Ridiculous. Talk about apples and oranges, Stones is to Purple House as instant mashed potatoes is to potato gnocchi.  The twain doesn’t compete.

Stones, 424 Walnut Hill Rd. (Route 115), North Yarmouth; 207-829-4000

I’m an old fan of Stone’s Café discovering it over 15 years ago when it was run by the same family (whose name escapes me) that kept that place humming for decades.  Here was home-cooking bar none, big bulging plates of old-fashioned country fare served with downright gusto to an adoring local patronage. The weekly Saturday night dinners were legendary as big platters of prime rib were wheeled around like prized oxen.

The new iteration, not so new anymore, carries on though not nearly as good as the original but worth a stop for one of the biggest breakfast or lunch plates in town.

Family friendly at Stones

I couldn’t resist.  Sausage gravy over biscuits served with eggs and home fries spoke to me like clabbered cream.  I rarely eat that stuff anymore but occasionally it’s hard to pass up.

The portion size was overwhelming: a plate of eggs over easy with home fries, the yolks–so large–looking like they were cracked open from a goose egg.  This was accompanied by the sausage gravy and biscuits, filling  a deep serving crock.  The gravy was thick with sausage meat and held together by a silky-smooth cream sauce with the underpinning of old-fashioned biscuits.  Even the coffee was good, though the requested glass of ice water tasted overly metallic.

Serious eats–sausage gravy over biscuits served with eggs and home fries

I went back to town without my weekly supply of bagels and summarily stopped into Rose Foods.

Thank you so much Andrew Knowlton for creating the mob scene that’s existed at Rose Foods ever since your hyperbolic article appeared in Bon Appetit giving Portland–and Rose Foods and others–its due as Food City of the Year.

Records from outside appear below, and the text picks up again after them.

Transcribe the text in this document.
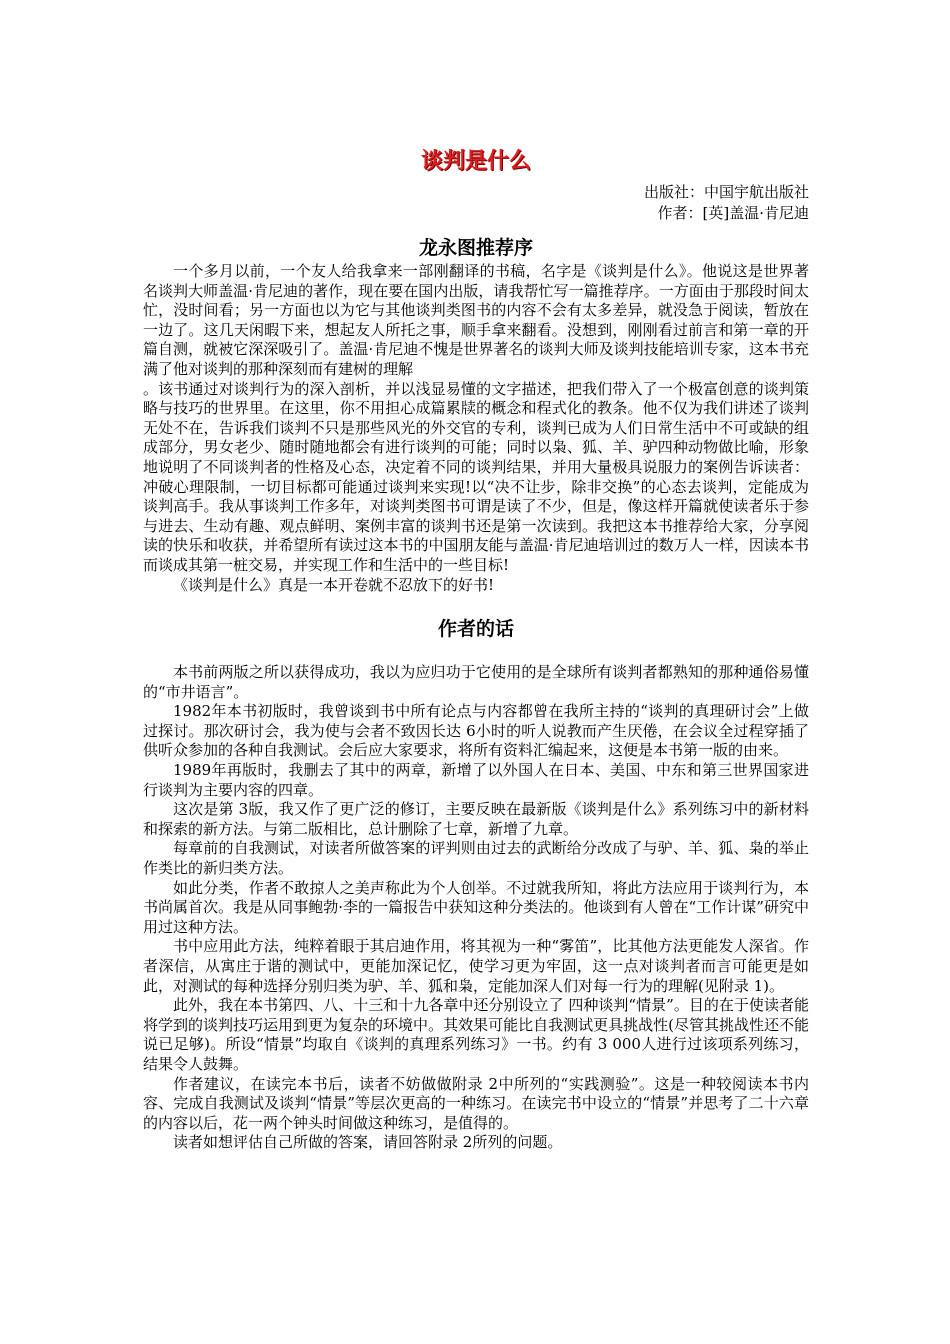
谈判是什么
出版社：中国宇航出版社
作者：[英]盖温·肯尼迪
龙永图推荐序

一个多月以前，一个友人给我拿来一部刚翻译的书稿，名字是《谈判是什么》。他说这是世界著名谈判大师盖温·肯尼迪的著作，现在要在国内出版，请我帮忙写一篇推荐序。一方面由于那段时间太忙，没时间看；另一方面也以为它与其他谈判类图书的内容不会有太多差异，就没急于阅读，暂放在一边了。这几天闲暇下来，想起友人所托之事，顺手拿来翻看。没想到，刚刚看过前言和第一章的开篇自测，就被它深深吸引了。盖温·肯尼迪不愧是世界著名的谈判大师及谈判技能培训专家，这本书充满了他对谈判的那种深刻而有建树的理解

。该书通过对谈判行为的深入剖析，并以浅显易懂的文字描述，把我们带入了一个极富创意的谈判策略与技巧的世界里。在这里，你不用担心成篇累牍的概念和程式化的教条。他不仅为我们讲述了谈判无处不在，告诉我们谈判不只是那些风光的外交官的专利，谈判已成为人们日常生活中不可或缺的组成部分，男女老少、随时随地都会有进行谈判的可能；同时以枭、狐、羊、驴四种动物做比喻，形象地说明了不同谈判者的性格及心态，决定着不同的谈判结果，并用大量极具说服力的案例告诉读者：冲破心理限制，一切目标都可能通过谈判来实现!以“决不让步，除非交换”的心态去谈判，定能成为谈判高手。我从事谈判工作多年，对谈判类图书可谓是读了不少，但是，像这样开篇就使读者乐于参与进去、生动有趣、观点鲜明、案例丰富的谈判书还是第一次读到。我把这本书推荐给大家，分享阅读的快乐和收获，并希望所有读过这本书的中国朋友能与盖温·肯尼迪培训过的数万人一样，因读本书而谈成其第一桩交易，并实现工作和生活中的一些目标!

《谈判是什么》真是一本开卷就不忍放下的好书!

作者的话

本书前两版之所以获得成功，我以为应归功于它使用的是全球所有谈判者都熟知的那种通俗易懂的“市井语言”。

1982年本书初版时，我曾谈到书中所有论点与内容都曾在我所主持的“谈判的真理研讨会”上做过探讨。那次研讨会，我为使与会者不致因长达 6小时的听人说教而产生厌倦，在会议全过程穿插了供听众参加的各种自我测试。会后应大家要求，将所有资料汇编起来，这便是本书第一版的由来。

1989年再版时，我删去了其中的两章，新增了以外国人在日本、美国、中东和第三世界国家进行谈判为主要内容的四章。

这次是第 3版，我又作了更广泛的修订，主要反映在最新版《谈判是什么》系列练习中的新材料和探索的新方法。与第二版相比，总计删除了七章，新增了九章。

每章前的自我测试，对读者所做答案的评判则由过去的武断给分改成了与驴、羊、狐、枭的举止作类比的新归类方法。

如此分类，作者不敢掠人之美声称此为个人创举。不过就我所知，将此方法应用于谈判行为，本书尚属首次。我是从同事鲍勃·李的一篇报告中获知这种分类法的。他谈到有人曾在“工作计谋”研究中用过这种方法。

书中应用此方法，纯粹着眼于其启迪作用，将其视为一种“雾笛”，比其他方法更能发人深省。作者深信，从寓庄于谐的测试中，更能加深记忆，使学习更为牢固，这一点对谈判者而言可能更是如此，对测试的每种选择分别归类为驴、羊、狐和枭，定能加深人们对每一行为的理解(见附录 1)。

此外，我在本书第四、八、十三和十九各章中还分别设立了 四种谈判“情景”。目的在于使读者能将学到的谈判技巧运用到更为复杂的环境中。其效果可能比自我测试更具挑战性(尽管其挑战性还不能说已足够)。所设“情景”均取自《谈判的真理系列练习》一书。约有 3 000人进行过该项系列练习，结果令人鼓舞。

作者建议，在读完本书后，读者不妨做做附录 2中所列的“实践测验”。这是一种较阅读本书内容、完成自我测试及谈判“情景”等层次更高的一种练习。在读完书中设立的“情景”并思考了二十六章的内容以后，花一两个钟头时间做这种练习，是值得的。

读者如想评估自己所做的答案，请回答附录 2所列的问题。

And then saying to us as a favor that we don’t know how good we have it here as if we were eating cow corn until you advised otherwise.

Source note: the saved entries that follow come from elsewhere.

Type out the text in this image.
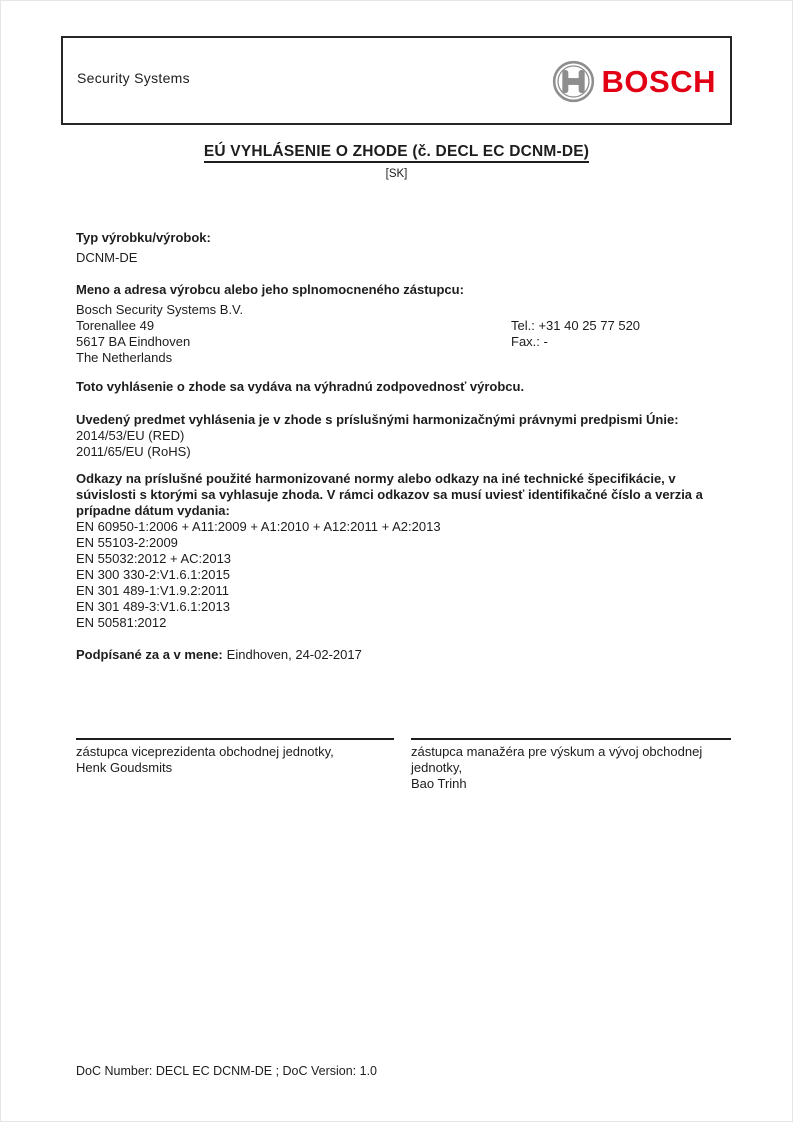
Security Systems	BOSCH
EÚ VYHLÁSENIE O ZHODE (č. DECL EC DCNM-DE)
[SK]
Typ výrobku/výrobok:
DCNM-DE
Meno a adresa výrobcu alebo jeho splnomocneného zástupcu:
Bosch Security Systems B.V.
Torenallee 49
5617 BA Eindhoven
The Netherlands
Tel.: +31 40 25 77 520
Fax.: -
Toto vyhlásenie o zhode sa vydáva na výhradnú zodpovednosť výrobcu.
Uvedený predmet vyhlásenia je v zhode s príslušnými harmonizačnými právnymi predpismi Únie:
2014/53/EU (RED)
2011/65/EU (RoHS)
Odkazy na príslušné použité harmonizované normy alebo odkazy na iné technické špecifikácie, v súvislosti s ktorými sa vyhlasuje zhoda. V rámci odkazov sa musí uviesť identifikačné číslo a verzia a prípadne dátum vydania:
EN 60950-1:2006 + A11:2009 + A1:2010 + A12:2011 + A2:2013
EN 55103-2:2009
EN 55032:2012 + AC:2013
EN 300 330-2:V1.6.1:2015
EN 301 489-1:V1.9.2:2011
EN 301 489-3:V1.6.1:2013
EN 50581:2012
Podpísané za a v mene: Eindhoven, 24-02-2017
zástupca viceprezidenta obchodnej jednotky,
Henk Goudsmits
zástupca manažéra pre výskum a vývoj obchodnej jednotky,
Bao Trinh
DoC Number: DECL EC DCNM-DE ; DoC Version: 1.0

Hustle-bustle at Rose Foods

A line was virtually out the door, and we know how quickly bagel mavens make up their minds like windbags stuttering through their orders like dissertations on the pleasures of the perfect latte. Brain surgery is less vigorous.  I made the requisite face until another patron, standing by waiting for a table, told me that the line moves fast.  Sure, like crawlers on a fishing pole.

Yeah, so what.  It was long enough.  My quick Sunday morning trip to North Yarmouth turned out to be a 2-hour outing.

It’s time for Forage Market, the Lewiston Cafe,  to open.  Their bagels are world-famous, according to Saveur Magazine, and now Washington Avenue’s retail strip, where they will finally open sometime this summer, can join the burgeoning club of Maine’s most cosmic dining destination.